The money you mentioned was earned in Australia could potentially be taxable (did you not pay tax on it at the time?) This would depend on your tax residency status at the time of earning it. Be careful with this point, because becoming a non-resident for tax purposes is actually harder than it sounds. You need to the demonstrate to the ATO a clear intent to break ties, such as cancelling Medicare, selling off cars, boats etc, cancelling club membership. If you don't own a house and have no Australian sourced income, it's much easier to prove no enduring relationship that would lead to failing the domicile test. In any case, the ATO has a kind of unwritten point which is when you're out of the country for 2+ years they will more easily view you as a non-resident. It sounds like you easily pass this. 

 

For the property transaction, buy the house whilst still overseas as a non-resident. You will be required to transfer the funds to the RE agent's trust account, thus insulating yourself a further step from any possible queries from the ATO about these funds. Perfectly legal, and in any case this is the same step you would be required to do if you were a resident purchasing in Australia. 

 

DO NOT, under any circumstance, declare yourself a tax resident of Australia and then move the funds from offshore. This is the exact opposite as to what you should do. As a tax resident, you'll be liable to pay tax, plain and simple.
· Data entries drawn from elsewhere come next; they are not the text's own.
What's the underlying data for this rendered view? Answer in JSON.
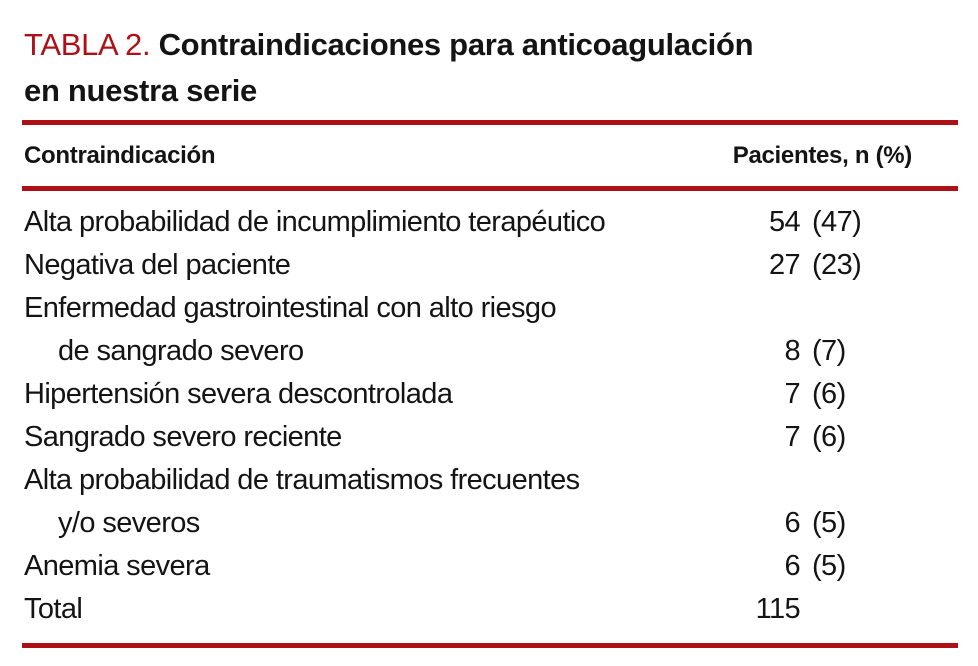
{
  "accent_red": "#ad1016",
  "header": {
    "label": "TABLA 2.",
    "title_line1": "Contraindicaciones para anticoagulación",
    "title_line2": "en nuestra serie"
  },
  "table": {
    "columns": [
      "Contraindicación",
      "Pacientes, n (%)"
    ],
    "rows": [
      {
        "lines": [
          "Alta probabilidad de incumplimiento terapéutico"
        ],
        "n": "54",
        "pct": "(47)"
      },
      {
        "lines": [
          "Negativa del paciente"
        ],
        "n": "27",
        "pct": "(23)"
      },
      {
        "lines": [
          "Enfermedad gastrointestinal con alto riesgo",
          "de sangrado severo"
        ],
        "n": "8",
        "pct": "(7)"
      },
      {
        "lines": [
          "Hipertensión severa descontrolada"
        ],
        "n": "7",
        "pct": "(6)"
      },
      {
        "lines": [
          "Sangrado severo reciente"
        ],
        "n": "7",
        "pct": "(6)"
      },
      {
        "lines": [
          "Alta probabilidad de traumatismos frecuentes",
          "y/o severos"
        ],
        "n": "6",
        "pct": "(5)"
      },
      {
        "lines": [
          "Anemia severa"
        ],
        "n": "6",
        "pct": "(5)"
      },
      {
        "lines": [
          "Total"
        ],
        "n": "115",
        "pct": ""
      }
    ]
  }
}
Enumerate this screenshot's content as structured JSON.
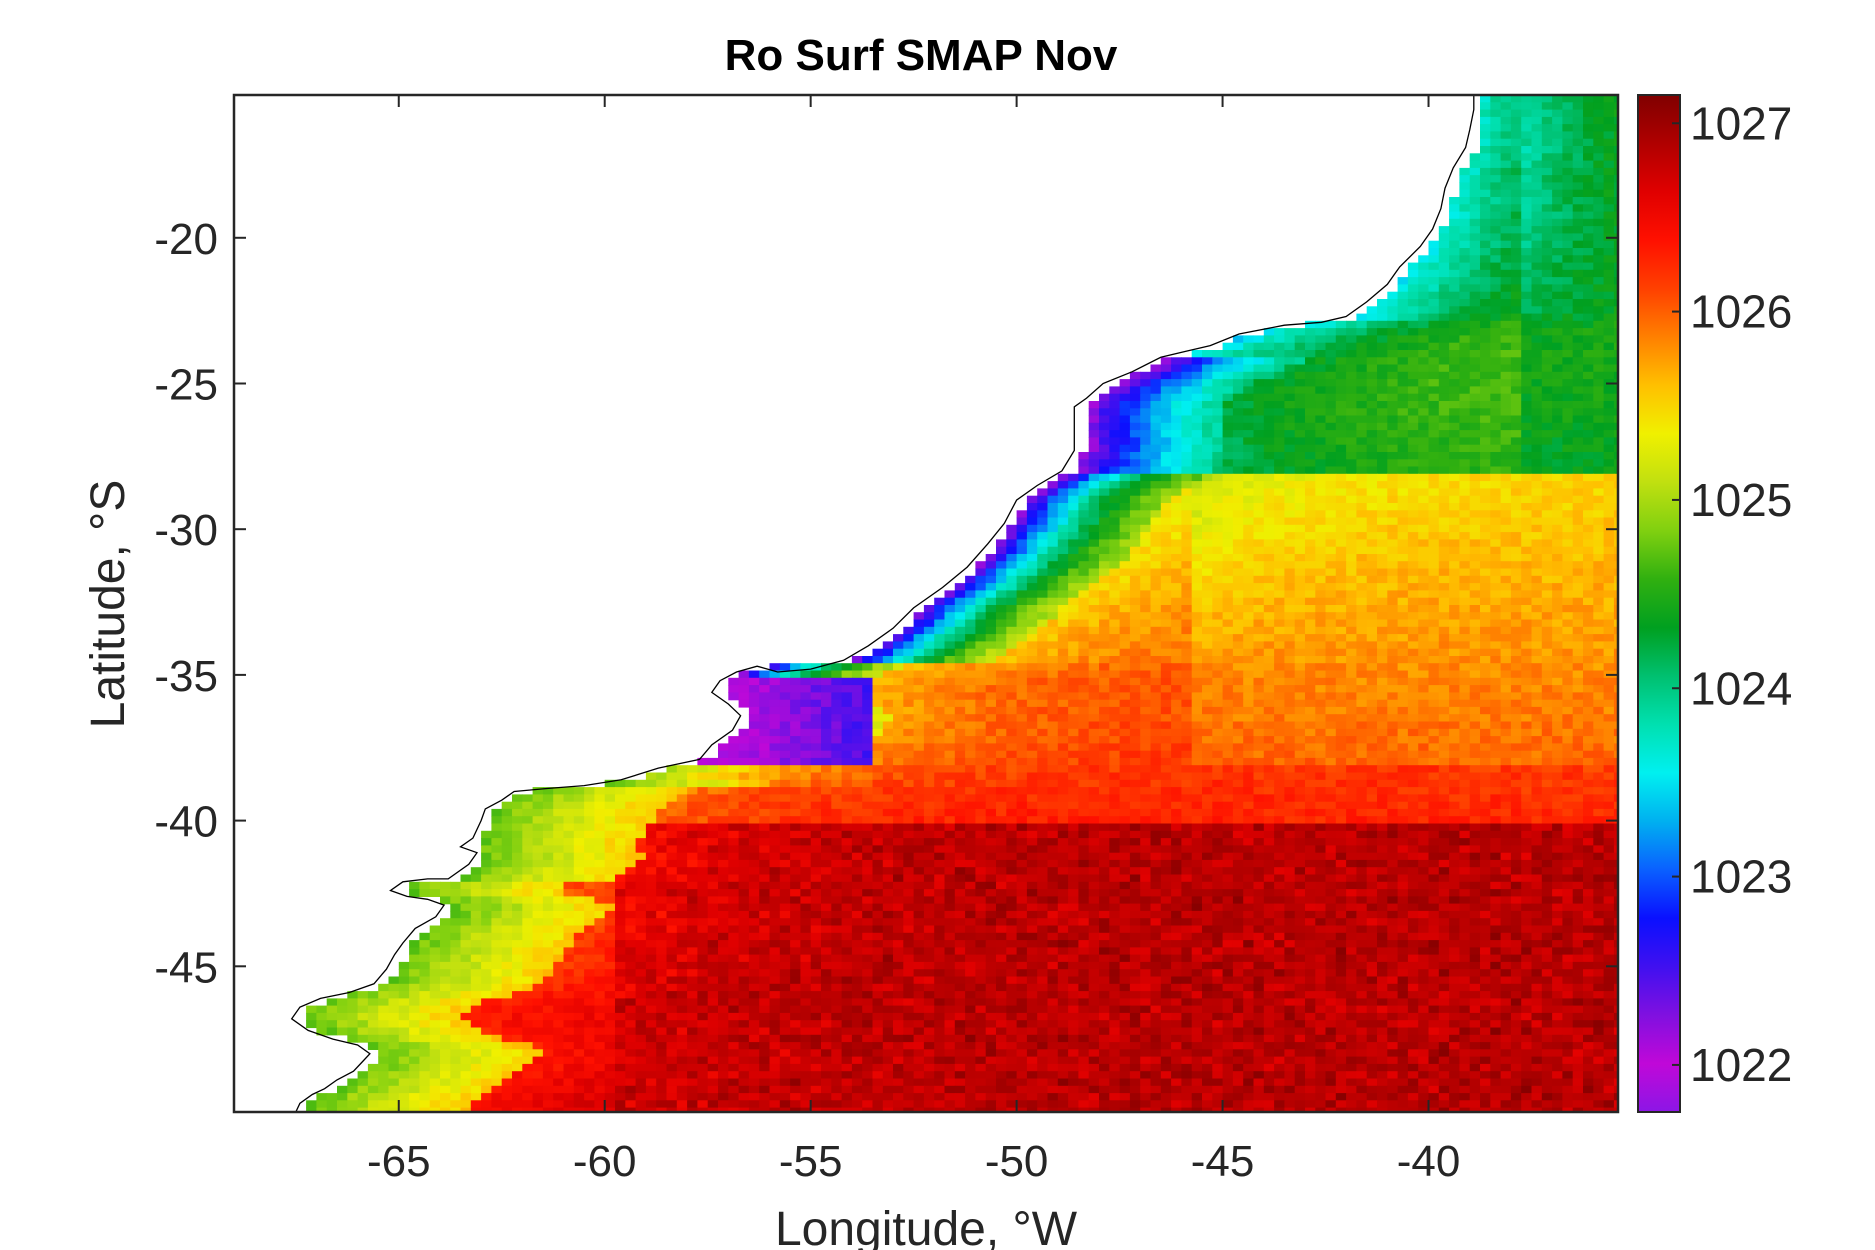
{
  "chart_data": {
    "type": "heatmap",
    "title": "Ro Surf SMAP Nov",
    "xlabel": "Longitude, °W",
    "ylabel": "Latitude, °S",
    "x_ticks": [
      -65,
      -60,
      -55,
      -50,
      -45,
      -40
    ],
    "x_tick_labels": [
      "-65",
      "-60",
      "-55",
      "-50",
      "-45",
      "-40"
    ],
    "y_ticks": [
      -20,
      -25,
      -30,
      -35,
      -40,
      -45
    ],
    "y_tick_labels": [
      "-20",
      "-25",
      "-30",
      "-35",
      "-40",
      "-45"
    ],
    "xlim": [
      -69,
      -35.4
    ],
    "ylim": [
      -50,
      -15.1
    ],
    "colorbar": {
      "range": [
        1021.75,
        1027.15
      ],
      "ticks": [
        1022,
        1023,
        1024,
        1025,
        1026,
        1027
      ],
      "tick_labels": [
        "1022",
        "1023",
        "1024",
        "1025",
        "1026",
        "1027"
      ],
      "colormap": [
        "#8c16e6",
        "#c008d8",
        "#8010e0",
        "#4010f0",
        "#0a10ff",
        "#0a60ff",
        "#00b0f0",
        "#00f0f0",
        "#00e0b0",
        "#00c070",
        "#00a020",
        "#30b010",
        "#80d010",
        "#c0e010",
        "#f0f000",
        "#ffc000",
        "#ff8000",
        "#ff4000",
        "#ff1000",
        "#e00000",
        "#b00000",
        "#800000"
      ]
    },
    "coastline": [
      [
        -67.5,
        -50
      ],
      [
        -67.4,
        -49.7
      ],
      [
        -67.1,
        -49.4
      ],
      [
        -66.8,
        -49.2
      ],
      [
        -66.5,
        -48.9
      ],
      [
        -66.1,
        -48.6
      ],
      [
        -65.9,
        -48.3
      ],
      [
        -65.7,
        -48.0
      ],
      [
        -66.0,
        -47.7
      ],
      [
        -66.6,
        -47.5
      ],
      [
        -67.2,
        -47.2
      ],
      [
        -67.6,
        -46.8
      ],
      [
        -67.4,
        -46.4
      ],
      [
        -66.9,
        -46.1
      ],
      [
        -66.2,
        -45.9
      ],
      [
        -65.6,
        -45.6
      ],
      [
        -65.3,
        -45.1
      ],
      [
        -65.1,
        -44.6
      ],
      [
        -64.9,
        -44.2
      ],
      [
        -64.6,
        -43.7
      ],
      [
        -64.1,
        -43.3
      ],
      [
        -63.9,
        -42.9
      ],
      [
        -64.3,
        -42.7
      ],
      [
        -64.8,
        -42.6
      ],
      [
        -65.2,
        -42.4
      ],
      [
        -64.9,
        -42.1
      ],
      [
        -64.3,
        -42.0
      ],
      [
        -63.8,
        -42.0
      ],
      [
        -63.3,
        -41.5
      ],
      [
        -63.1,
        -41.1
      ],
      [
        -63.5,
        -40.9
      ],
      [
        -63.2,
        -40.6
      ],
      [
        -63.0,
        -40.0
      ],
      [
        -62.9,
        -39.6
      ],
      [
        -62.5,
        -39.3
      ],
      [
        -62.2,
        -39.0
      ],
      [
        -61.4,
        -38.9
      ],
      [
        -60.5,
        -38.8
      ],
      [
        -59.6,
        -38.6
      ],
      [
        -58.7,
        -38.2
      ],
      [
        -57.7,
        -37.9
      ],
      [
        -57.4,
        -37.4
      ],
      [
        -56.9,
        -36.9
      ],
      [
        -56.7,
        -36.4
      ],
      [
        -57.0,
        -36.0
      ],
      [
        -57.4,
        -35.6
      ],
      [
        -57.2,
        -35.2
      ],
      [
        -56.8,
        -34.9
      ],
      [
        -56.3,
        -34.7
      ],
      [
        -55.8,
        -34.9
      ],
      [
        -55.0,
        -34.8
      ],
      [
        -54.2,
        -34.5
      ],
      [
        -53.6,
        -34.0
      ],
      [
        -53.0,
        -33.4
      ],
      [
        -52.5,
        -32.7
      ],
      [
        -51.8,
        -32.0
      ],
      [
        -51.2,
        -31.3
      ],
      [
        -50.7,
        -30.5
      ],
      [
        -50.3,
        -29.8
      ],
      [
        -50.0,
        -29.0
      ],
      [
        -49.5,
        -28.5
      ],
      [
        -48.9,
        -28.0
      ],
      [
        -48.6,
        -27.3
      ],
      [
        -48.6,
        -26.5
      ],
      [
        -48.6,
        -25.8
      ],
      [
        -48.3,
        -25.5
      ],
      [
        -47.9,
        -25.0
      ],
      [
        -47.2,
        -24.6
      ],
      [
        -46.5,
        -24.1
      ],
      [
        -45.9,
        -23.9
      ],
      [
        -45.3,
        -23.7
      ],
      [
        -44.6,
        -23.3
      ],
      [
        -43.5,
        -23.0
      ],
      [
        -42.6,
        -22.9
      ],
      [
        -42.0,
        -22.7
      ],
      [
        -41.5,
        -22.2
      ],
      [
        -41.0,
        -21.6
      ],
      [
        -40.7,
        -21.0
      ],
      [
        -40.2,
        -20.3
      ],
      [
        -39.9,
        -19.7
      ],
      [
        -39.7,
        -19.0
      ],
      [
        -39.6,
        -18.3
      ],
      [
        -39.4,
        -17.6
      ],
      [
        -39.1,
        -16.9
      ],
      [
        -39.0,
        -16.3
      ],
      [
        -38.9,
        -15.6
      ],
      [
        -38.9,
        -15.1
      ]
    ]
  }
}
You will lose about 450k of those Euros... In any case, you cannot just declare yourself a tax resident from overseas. Tax residency comes with certain benefits (such as tax free threshold, lower tax withholding on earnings etc) and after such a long time away you need to land back in the country with the intent to permanently reside (i.e. not just coming back for a 2 or 3 week holiday) before you regain tax residency.

Also... don't liquidated into Thailand and then send to Australia, as that would be a taxable event in Thailand due to territorial taxation.

 

Do completely offshore to Australia (before you set foot in Australia).